Güneşli Günün Burkulmuş Yüreği


Ölüsüne ağıt yakacaktım Oğuz Atay'ın. O eski zaman tanıklığının şair-yazar-mühendisine. Karşıma  çıktı Erdal Eren: yine aynı gün. Burkuldu içim, yazamadım ilk önce. Zira, bir kayıtsız ülke sabahı daha mezar olmuştu 9 cana. Başkentin hızlı ama sabıkalı raylarına. Ana avrat küfür etsen, polis bırakmaz gördüm. Emniyete almış rayları, hem de üzerine çöken köprünün ayaklarıyla. Adam olmaz len bu millet. 206 yolcusuyla kontrol lokomotifine çarpan marşandiz de adam olmaz. Aracında fren sensörü olan önemli kişi olay mahalline geldi. 206 yolcu ise Allah'a emanetti. Ee sonunda kim ihanet etti? Olur mu canım? Bakan bey olay yerindeydi. Dağılın yakınları, yakınınızı taşıyoruz, cennete. Devlet memuruna mukavemetten girmeyin siz de şimdi kodeslere.
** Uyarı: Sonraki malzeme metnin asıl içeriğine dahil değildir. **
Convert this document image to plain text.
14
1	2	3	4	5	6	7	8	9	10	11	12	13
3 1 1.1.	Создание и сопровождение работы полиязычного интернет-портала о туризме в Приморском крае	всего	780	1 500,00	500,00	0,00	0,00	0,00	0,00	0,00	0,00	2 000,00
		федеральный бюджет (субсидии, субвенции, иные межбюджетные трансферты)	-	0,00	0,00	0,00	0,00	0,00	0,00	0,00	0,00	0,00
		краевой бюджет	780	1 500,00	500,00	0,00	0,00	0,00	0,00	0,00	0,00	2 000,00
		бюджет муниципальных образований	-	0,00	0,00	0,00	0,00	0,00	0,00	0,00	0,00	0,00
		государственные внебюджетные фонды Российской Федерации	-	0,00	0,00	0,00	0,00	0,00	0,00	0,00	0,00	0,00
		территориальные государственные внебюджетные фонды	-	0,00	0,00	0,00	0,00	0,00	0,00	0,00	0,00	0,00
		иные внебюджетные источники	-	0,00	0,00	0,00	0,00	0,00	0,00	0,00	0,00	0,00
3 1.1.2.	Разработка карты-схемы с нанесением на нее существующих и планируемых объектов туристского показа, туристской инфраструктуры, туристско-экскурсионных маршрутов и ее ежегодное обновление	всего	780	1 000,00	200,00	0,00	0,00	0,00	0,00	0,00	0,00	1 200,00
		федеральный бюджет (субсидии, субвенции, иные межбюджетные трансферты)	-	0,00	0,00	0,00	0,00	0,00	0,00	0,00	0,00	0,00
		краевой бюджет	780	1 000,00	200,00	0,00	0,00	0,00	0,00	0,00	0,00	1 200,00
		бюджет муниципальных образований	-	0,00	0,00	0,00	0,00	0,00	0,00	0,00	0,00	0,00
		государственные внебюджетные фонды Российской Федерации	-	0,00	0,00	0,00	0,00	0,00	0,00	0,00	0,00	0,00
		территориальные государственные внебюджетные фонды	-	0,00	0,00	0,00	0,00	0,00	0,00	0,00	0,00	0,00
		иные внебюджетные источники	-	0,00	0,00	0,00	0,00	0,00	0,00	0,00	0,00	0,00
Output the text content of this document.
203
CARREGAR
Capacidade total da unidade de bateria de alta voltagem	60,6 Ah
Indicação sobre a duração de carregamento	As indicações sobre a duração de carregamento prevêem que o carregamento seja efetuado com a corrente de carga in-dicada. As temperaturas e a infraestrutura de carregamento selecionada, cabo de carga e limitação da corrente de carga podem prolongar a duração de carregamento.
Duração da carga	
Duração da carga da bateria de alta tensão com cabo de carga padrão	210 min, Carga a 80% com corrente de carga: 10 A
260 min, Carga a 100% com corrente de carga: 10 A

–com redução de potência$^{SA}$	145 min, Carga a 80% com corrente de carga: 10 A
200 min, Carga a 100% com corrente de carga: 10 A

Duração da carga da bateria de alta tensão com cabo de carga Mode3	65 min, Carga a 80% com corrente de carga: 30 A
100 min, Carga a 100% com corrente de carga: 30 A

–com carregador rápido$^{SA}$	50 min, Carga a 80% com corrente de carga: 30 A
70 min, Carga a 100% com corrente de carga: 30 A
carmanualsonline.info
Okuyun, küfür edin aklınıza gelene, akşam tencere derdi eser geçer hepsi zaten bir nefeste. Sabah namazında bir dua da etsen ölenlere: gelip seni kurtaracak kimse yok. Düşünüyoruz o halde varız diyeceğim. Komik mi? Düşünmüyoruz o halde yokuz. E zaten yoksak niye varlık dertleriyle uğraşıyoruz. Hiçlik alemlerindekilere sarıyoruz? Bırakalım dağınık kalsın evren. Kara delikler çözücek bu işi. Sonunda...Şairlik de yürek burkmuş yaralara kabuk olmuyor. Şimdi bir saz çalsa belki notalar olur. Bilemedim. Bilgimle yapacak şeylerim azaldı. Kalbim ağrıyor. Ruhum sahipsiz. Hepsini oturtacağım yerli yerine. Bir sabah olsun. Güzel insanlar uyansın. Yenileri ölsün, boyayacağım kosmosu turkuvaz rengine.Sonra da akşam olur, unuturuz bu rengi.